Od pewnego czasu Iga Świątek nie pojawia się na turniejach, jak można było usłyszeć od jej sztabu, nasza zawodniczka jak na razie odpoczywa.
Ostatni turniej z udziałem Igi Świątek odbył się na przełomie sierpnia i września, było to US Open, nasza zawodniczka dotarła do ćwierćfinału. Od tamtego czasu Polka cały czas wycofuje się z udziału w kolejnych rozgrywkach, nie zobaczyliśmy jej w Pekinie, Seulu, Tokio oraz Wuhan.

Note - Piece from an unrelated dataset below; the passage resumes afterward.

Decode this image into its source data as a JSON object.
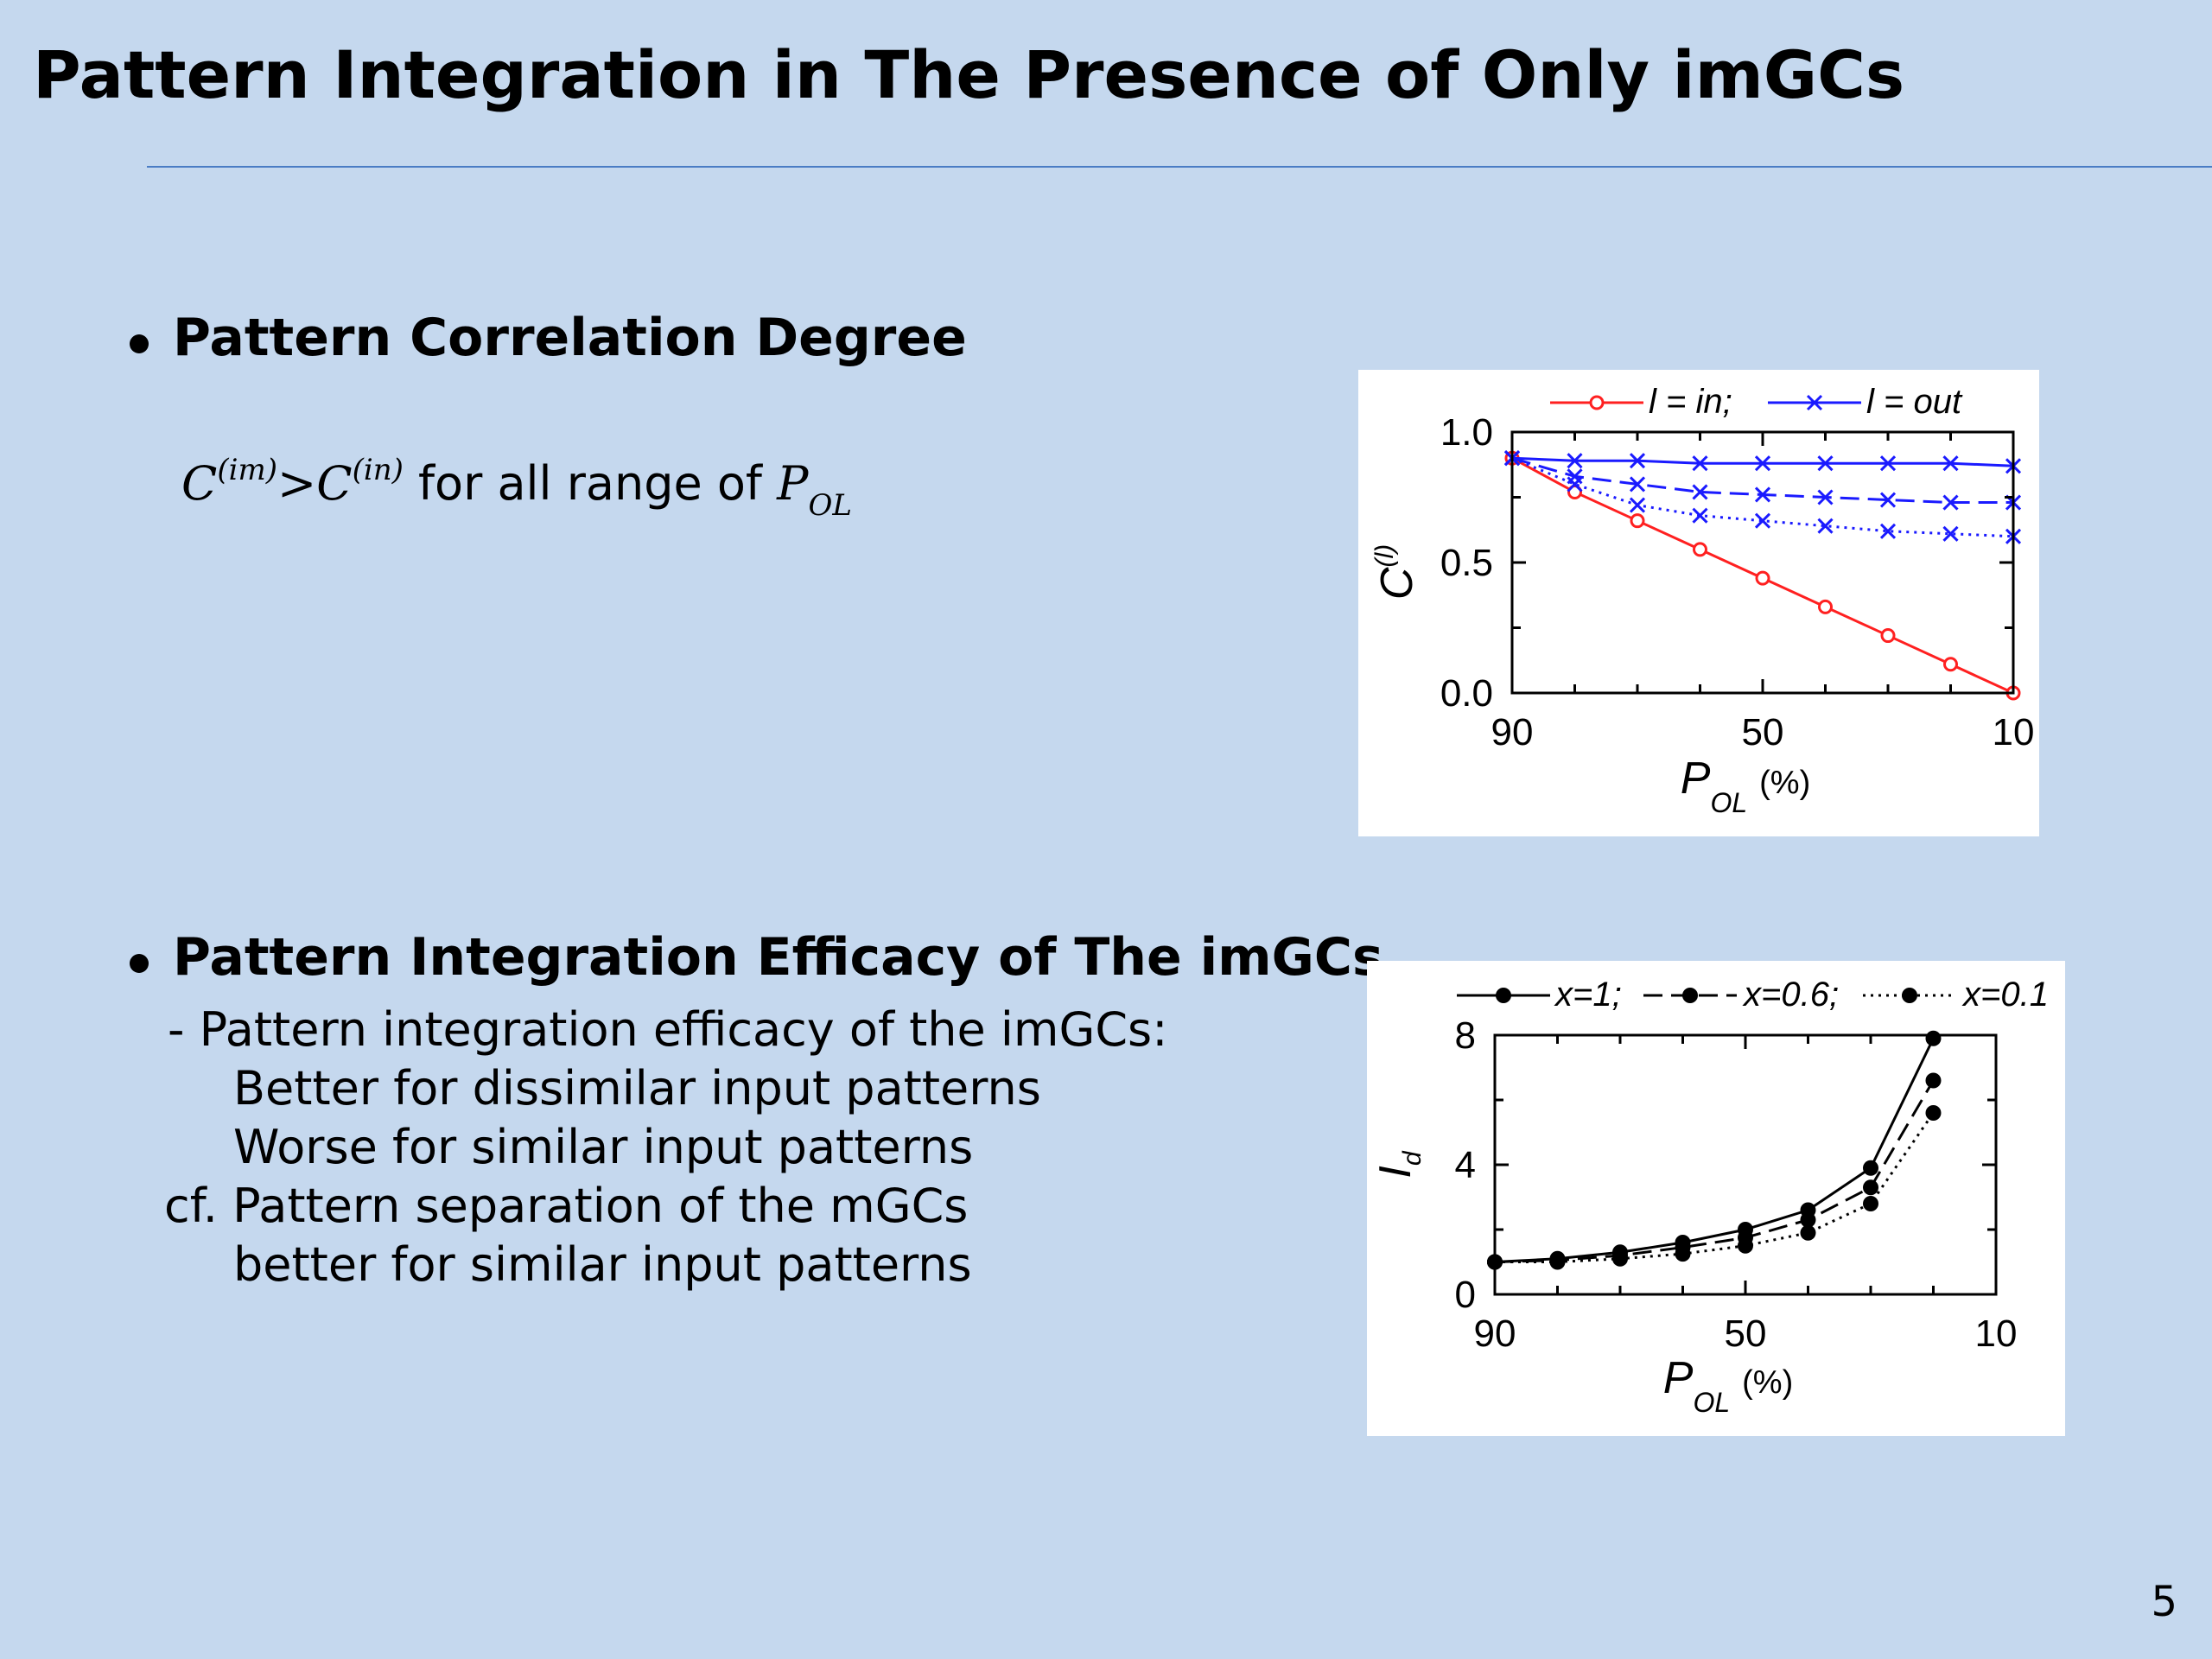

Przez pewien czas można było usłyszeć, że Polka potrzebuje odpoczynku. Dodatkowo na początku października Iga Świątek poinformowała za pośrednictwem swojego Instagrama, że zakończyła współpracę z trenerem Tomaszem Wiktorowskim, nowego trenera poznamy wkrótce.

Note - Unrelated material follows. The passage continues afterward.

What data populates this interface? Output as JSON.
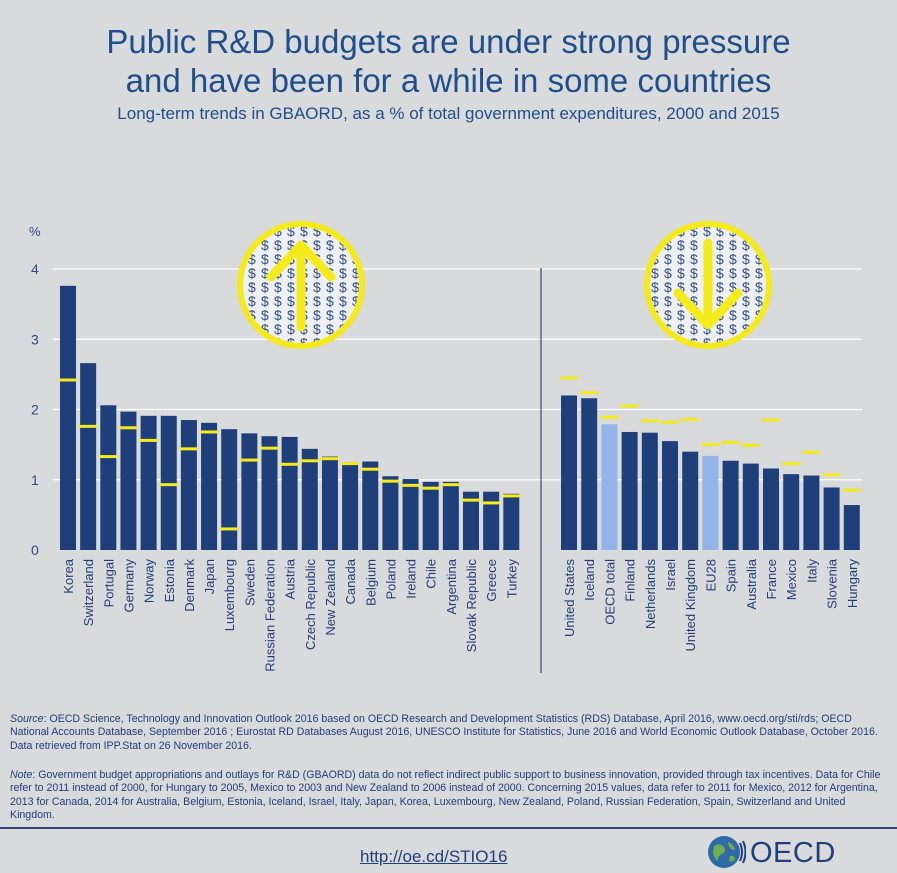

Wśród potencjalnych następców Tomasza Wiktorowskiego jest Wim Fissettel, który zakończył współpracę z Naomi Osaką, Brad Gilbert, który prowadził Coco Gauff, Marian Vajda, który współpracował z Novakiem Djokoviciem oraz Ivan Lendl, który w kiedyś prowadził Andy’ego Murraya.
Wielki powrót
Wielkimi krokami zbliża się jeden z najważniejszych turniejów w kalendarzu WTA Finals. Jak przekazał sztab Igi Świątek, nasza zawodniczka ma w planach podczas tych zawodów wystartować, warto dodać, że ubiegłoroczną edycję wygrała, dlatego będzie chciała obronić 1500 punktów rankingowych.

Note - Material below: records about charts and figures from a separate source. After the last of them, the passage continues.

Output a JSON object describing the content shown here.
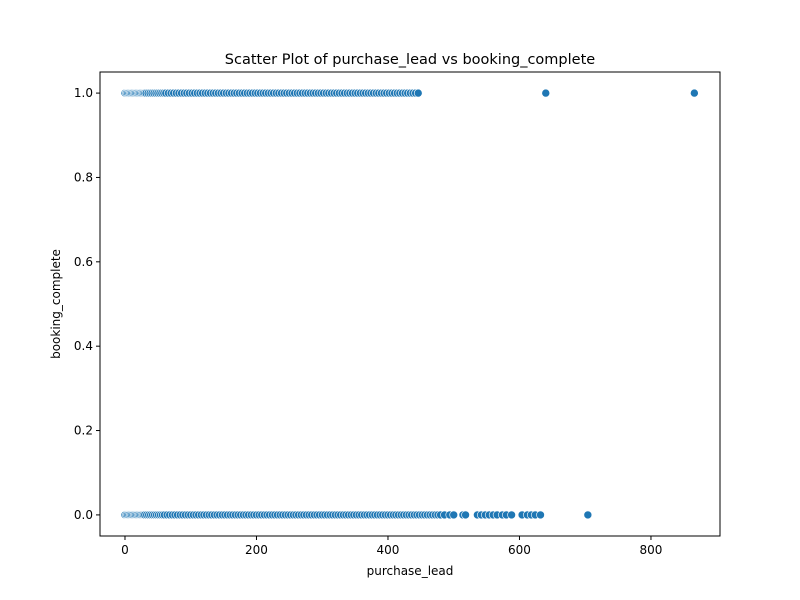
{
  "chart_data": {
    "type": "scatter",
    "title": "Scatter Plot of purchase_lead vs booking_complete",
    "xlabel": "purchase_lead",
    "ylabel": "booking_complete",
    "xlim": [
      -38,
      905
    ],
    "ylim": [
      -0.05,
      1.05
    ],
    "xticks": [
      0,
      200,
      400,
      600,
      800
    ],
    "yticks": [
      0.0,
      0.2,
      0.4,
      0.6,
      0.8,
      1.0
    ],
    "xtick_labels": [
      "0",
      "200",
      "400",
      "600",
      "800"
    ],
    "ytick_labels": [
      "0.0",
      "0.2",
      "0.4",
      "0.6",
      "0.8",
      "1.0"
    ],
    "grid": false,
    "point_color": "#1f77b4",
    "series": [
      {
        "x": [
          0,
          2,
          4,
          6,
          8,
          10,
          12,
          14,
          16,
          18,
          20,
          22,
          24,
          26,
          28,
          30,
          32,
          35,
          38,
          41,
          44,
          47,
          50,
          53,
          56,
          59,
          62,
          66,
          70,
          74,
          78,
          82,
          86,
          90,
          94,
          98,
          102,
          106,
          110,
          114,
          118,
          122,
          126,
          130,
          134,
          138,
          142,
          146,
          150,
          154,
          158,
          162,
          166,
          170,
          174,
          178,
          182,
          186,
          190,
          194,
          198,
          202,
          206,
          210,
          214,
          218,
          222,
          226,
          230,
          234,
          238,
          242,
          246,
          250,
          254,
          258,
          262,
          266,
          270,
          274,
          278,
          282,
          286,
          290,
          294,
          298,
          302,
          306,
          310,
          314,
          318,
          322,
          326,
          330,
          334,
          338,
          342,
          346,
          350,
          354,
          358,
          362,
          366,
          370,
          374,
          378,
          382,
          386,
          390,
          394,
          398,
          402,
          406,
          410,
          414,
          418,
          422,
          426,
          430,
          434,
          438,
          442,
          446,
          640,
          866
        ],
        "y": [
          1,
          1,
          1,
          1,
          1,
          1,
          1,
          1,
          1,
          1,
          1,
          1,
          1,
          1,
          1,
          1,
          1,
          1,
          1,
          1,
          1,
          1,
          1,
          1,
          1,
          1,
          1,
          1,
          1,
          1,
          1,
          1,
          1,
          1,
          1,
          1,
          1,
          1,
          1,
          1,
          1,
          1,
          1,
          1,
          1,
          1,
          1,
          1,
          1,
          1,
          1,
          1,
          1,
          1,
          1,
          1,
          1,
          1,
          1,
          1,
          1,
          1,
          1,
          1,
          1,
          1,
          1,
          1,
          1,
          1,
          1,
          1,
          1,
          1,
          1,
          1,
          1,
          1,
          1,
          1,
          1,
          1,
          1,
          1,
          1,
          1,
          1,
          1,
          1,
          1,
          1,
          1,
          1,
          1,
          1,
          1,
          1,
          1,
          1,
          1,
          1,
          1,
          1,
          1,
          1,
          1,
          1,
          1,
          1,
          1,
          1,
          1,
          1,
          1,
          1,
          1,
          1,
          1,
          1,
          1,
          1,
          1,
          1,
          1,
          1
        ]
      },
      {
        "x": [
          0,
          2,
          4,
          6,
          8,
          10,
          12,
          14,
          16,
          18,
          20,
          22,
          24,
          26,
          28,
          30,
          33,
          36,
          39,
          42,
          45,
          48,
          51,
          54,
          57,
          60,
          64,
          68,
          72,
          76,
          80,
          84,
          88,
          92,
          96,
          100,
          104,
          108,
          112,
          116,
          120,
          124,
          128,
          132,
          136,
          140,
          144,
          148,
          152,
          156,
          160,
          164,
          168,
          172,
          176,
          180,
          184,
          188,
          192,
          196,
          200,
          204,
          208,
          212,
          216,
          220,
          224,
          228,
          232,
          236,
          240,
          244,
          248,
          252,
          256,
          260,
          264,
          268,
          272,
          276,
          280,
          284,
          288,
          292,
          296,
          300,
          304,
          308,
          312,
          316,
          320,
          324,
          328,
          332,
          336,
          340,
          344,
          348,
          352,
          356,
          360,
          364,
          368,
          372,
          376,
          380,
          384,
          388,
          392,
          396,
          400,
          404,
          408,
          412,
          416,
          420,
          424,
          428,
          432,
          436,
          440,
          444,
          448,
          452,
          456,
          460,
          464,
          468,
          472,
          476,
          480,
          486,
          494,
          500,
          514,
          518,
          536,
          542,
          548,
          554,
          560,
          566,
          574,
          580,
          588,
          604,
          612,
          618,
          624,
          632,
          704
        ],
        "y": [
          0,
          0,
          0,
          0,
          0,
          0,
          0,
          0,
          0,
          0,
          0,
          0,
          0,
          0,
          0,
          0,
          0,
          0,
          0,
          0,
          0,
          0,
          0,
          0,
          0,
          0,
          0,
          0,
          0,
          0,
          0,
          0,
          0,
          0,
          0,
          0,
          0,
          0,
          0,
          0,
          0,
          0,
          0,
          0,
          0,
          0,
          0,
          0,
          0,
          0,
          0,
          0,
          0,
          0,
          0,
          0,
          0,
          0,
          0,
          0,
          0,
          0,
          0,
          0,
          0,
          0,
          0,
          0,
          0,
          0,
          0,
          0,
          0,
          0,
          0,
          0,
          0,
          0,
          0,
          0,
          0,
          0,
          0,
          0,
          0,
          0,
          0,
          0,
          0,
          0,
          0,
          0,
          0,
          0,
          0,
          0,
          0,
          0,
          0,
          0,
          0,
          0,
          0,
          0,
          0,
          0,
          0,
          0,
          0,
          0,
          0,
          0,
          0,
          0,
          0,
          0,
          0,
          0,
          0,
          0,
          0,
          0,
          0,
          0,
          0,
          0,
          0,
          0,
          0,
          0,
          0,
          0,
          0,
          0,
          0,
          0,
          0,
          0,
          0,
          0,
          0,
          0,
          0,
          0,
          0,
          0,
          0,
          0,
          0,
          0,
          0
        ]
      }
    ]
  }
}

WTA Finals odbędzie się w dniach 2-9 listopada w Rijadzie w Arabii Saudyjskiej.
Warto zauważyć, że nasza zawodniczka może przestać być numerem jeden w rankingu WTA przed turniejem w Rijadzie. Wszystko zależy od wyniku jej największej rywali Aryny Sabalenki podczas turnieju w Wuhan.